2 Kommentare » Schreibe einen Kommentar

  1. „Er lebte seit 1926 in Wilhelmshorst und übte seit 1934 die Funktion des dortigen NSDAP-Ortsgruppenleiters aus.“
    Wieso „dortigen“? Weit weg, für uns nicht so sehr zutreffend?
    Nein: er war „hiesiger“ Nazi und leider sind fast alle, die sein diesbezügliches Wirken erleben bzw. erdulden mußten, heute nicht mehr aussagefähig. Das könnte man der DDR-Politik anlasten, daß damals über solche Täter nicht gesprochen wurde.
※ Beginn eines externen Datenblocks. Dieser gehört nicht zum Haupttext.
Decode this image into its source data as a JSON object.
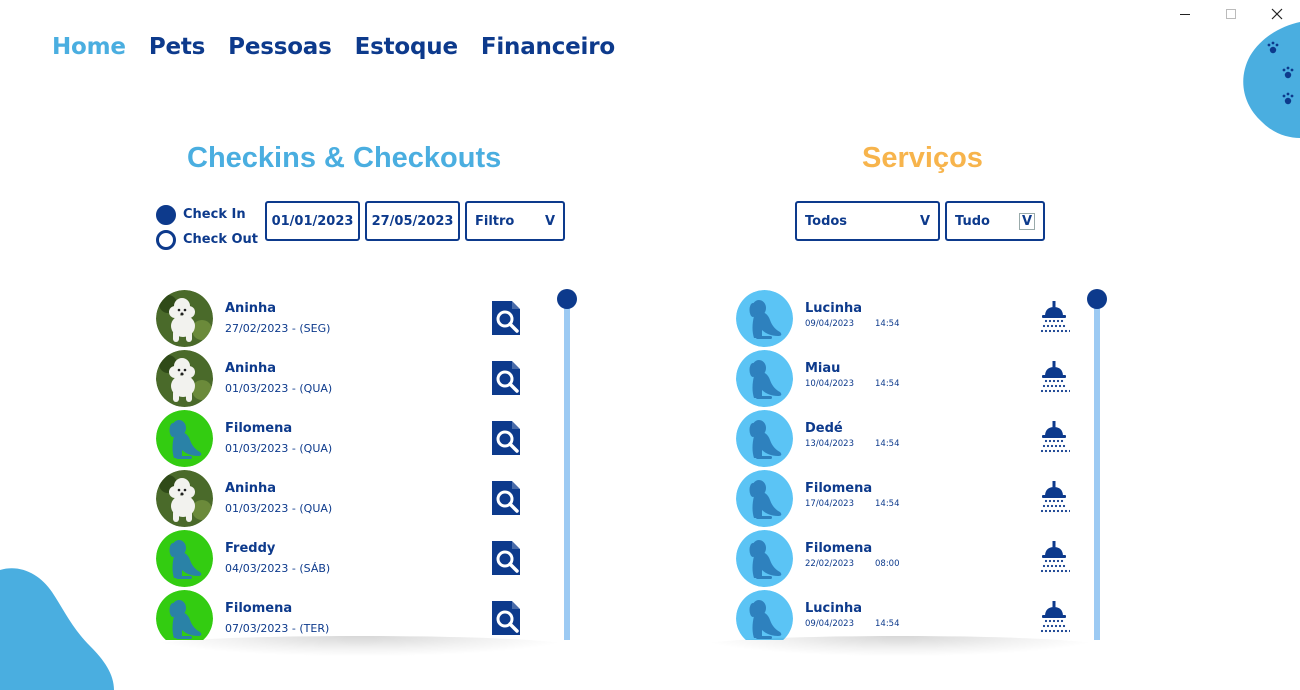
{
  "window": {
    "controls": [
      "minimize",
      "maximize",
      "close"
    ]
  },
  "nav": {
    "items": [
      {
        "label": "Home",
        "active": true
      },
      {
        "label": "Pets",
        "active": false
      },
      {
        "label": "Pessoas",
        "active": false
      },
      {
        "label": "Estoque",
        "active": false
      },
      {
        "label": "Financeiro",
        "active": false
      }
    ]
  },
  "checkins": {
    "title": "Checkins & Checkouts",
    "radio": {
      "check_in": {
        "label": "Check In",
        "checked": true
      },
      "check_out": {
        "label": "Check Out",
        "checked": false
      }
    },
    "date_from": "01/01/2023",
    "date_to": "27/05/2023",
    "filter": {
      "label": "Filtro",
      "arrow": "V"
    },
    "items": [
      {
        "name": "Aninha",
        "date": "27/02/2023 - (SEG)",
        "avatar": "poodle-photo"
      },
      {
        "name": "Aninha",
        "date": "01/03/2023 - (QUA)",
        "avatar": "poodle-photo"
      },
      {
        "name": "Filomena",
        "date": "01/03/2023 - (QUA)",
        "avatar": "dog-silhouette-green"
      },
      {
        "name": "Aninha",
        "date": "01/03/2023 - (QUA)",
        "avatar": "poodle-photo"
      },
      {
        "name": "Freddy",
        "date": "04/03/2023 - (SÁB)",
        "avatar": "dog-silhouette-green"
      },
      {
        "name": "Filomena",
        "date": "07/03/2023 - (TER)",
        "avatar": "dog-silhouette-green"
      }
    ],
    "scroll_position": 0
  },
  "servicos": {
    "title": "Serviços",
    "filter_type": {
      "label": "Todos",
      "arrow": "V"
    },
    "filter_period": {
      "label": "Tudo",
      "arrow": "V"
    },
    "items": [
      {
        "name": "Lucinha",
        "date": "09/04/2023",
        "time": "14:54"
      },
      {
        "name": "Miau",
        "date": "10/04/2023",
        "time": "14:54"
      },
      {
        "name": "Dedé",
        "date": "13/04/2023",
        "time": "14:54"
      },
      {
        "name": "Filomena",
        "date": "17/04/2023",
        "time": "14:54"
      },
      {
        "name": "Filomena",
        "date": "22/02/2023",
        "time": "08:00"
      },
      {
        "name": "Lucinha",
        "date": "09/04/2023",
        "time": "14:54"
      }
    ],
    "scroll_position": 0
  },
  "colors": {
    "primary": "#0d3a8c",
    "accent_blue": "#4aaee0",
    "accent_orange": "#f7b44c",
    "avatar_green": "#33cc11",
    "avatar_blue": "#5bc4f5",
    "scroll_track": "#9ccaf3"
  },
  "icons": {
    "checkin_item_action": "document-search-icon",
    "service_item_action": "shower-icon",
    "decoration": "paw-icon"
  }
}
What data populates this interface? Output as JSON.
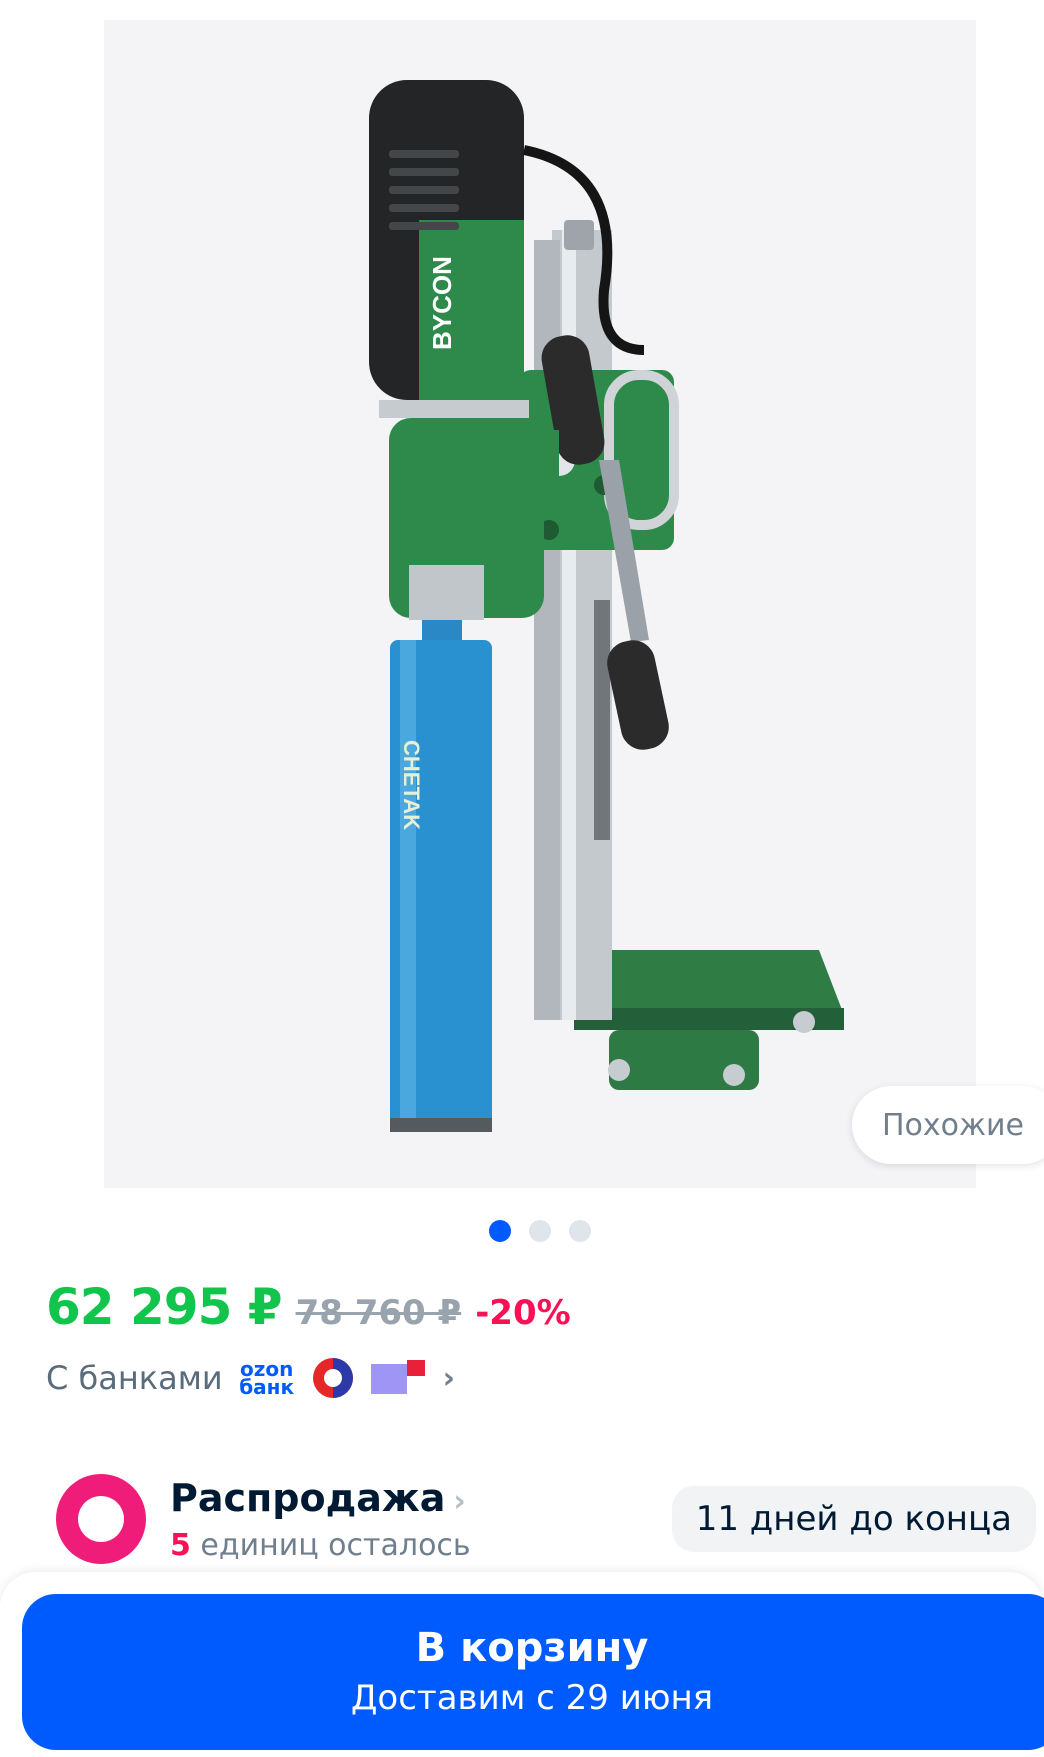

    Denn der Schoß ist fruchtbar noch …
    Klaus-P. Anders

  2. Sehr geehrter Herr Anders!
    Sie haben sich ja für die Ortsgeschichte von Wilhelmshorst verdient gemacht. Es ist aber nie zu spät, die Vergangenheiten offen zu betrachten. Schade, dass Sie nicht nach der Vernissage eine Woche später etwas geschrieben haben, sofern Sie da waren. Das war die Absicht der Initiative des Freundeskreis, eines „Hiesigen“ zu gedenken, in einem Ort, der in einer der beiden Diktaturen des letzten Jahrhunderts eine „ambivalente“ Biographie aufweist. So das Programm des Vereins. Gerade am Einzelfall ist die Vielschichtigkeit solcher Biographien, die mögliche oder tatsächliche Täterschaft und damit einen Spiegel der Zeit am besten zu analysieren. Er war in der Tat einer der hiesigen, in einem wohlhabenden Ort, der damals schon früh mit überdeutlicher Mehrheit einer radikalen Partei zuneigte. Ist Wilhelmshorst nun ein Täterort gewesen oder als ein solcher zu bezeichnen? Gibt oder gab es im besagten Einzelfall diesen belastende Opfer? Wirkte etwa ein Otto Dudzus nicht unbehelligt vier Jahre am gleichen Ort als Pfarrer der eigentlich verbotenen bekennenden Kirche? um ein Beispiel zu nennen. Wie war es denn damals tatsächlich? Die DDR, deren „ambivalente“ Persönlichkeiten heute freilich noch angeschaut werden können, hätte schwerlich über solche Täter, wie Sie schreiben, sprechen können. Die Ortsgruppenleiter wurden bei Kriegsende bekanntlich von der sowjetischen Siegermacht in ihrem Bereich als Parteikader interniert und verschleppt, so auch dieser Ortsgruppenleiter, der in den letzten Jahren des Krieges eher die versorgerischen Notsituationen eines kleinen Ortes regeln musste. In anderen Teilen Deutschlands wurden sie tatsächlich durchgecheckt und be(ver)urteilt. Wilhelmshorst war doch kein Archipel Gulag. Sie waren zu Kriegsende fünf Jahre alt, ich ein Jahr alt. Dann wurde dieser Ortsgruppenleiter verschleppt und ist seither vermisst. Er liebte wie Sie die „Mark“, wie Sie beide es betonen, ebenso, wie es seine Bilder zeigen. Mit der Geschichte klar kommen, dass wollen und sollten viel gerne; hoffentlich werden es immer mehr. Nur geht das nicht so gut mit schnellen Zuweisungen und der oft damit verbundenen verhohlenen Selbstgerechtigkeit. Eigentlich wissen Sie diesen Mechanismus auch sehr gut von „Wir und die anderen…“ Der Schoss ist fruchtbar noch… , schreiben Sie – und bleibt es auch, ergänze ich. „Andorra“ (Max Frisch) ist überall neu denkbar.
    Mit besten Grüssen, der Sohn des Ortsgruppenleiters, auch im Namen seiner Schwester – damals gerade zwei Tage alt, als er abgeholt wurde -, die beide ihren Vater nur vom Hörensagen kennen und ansonsten mit allem (!), was er übrig gelassen hat.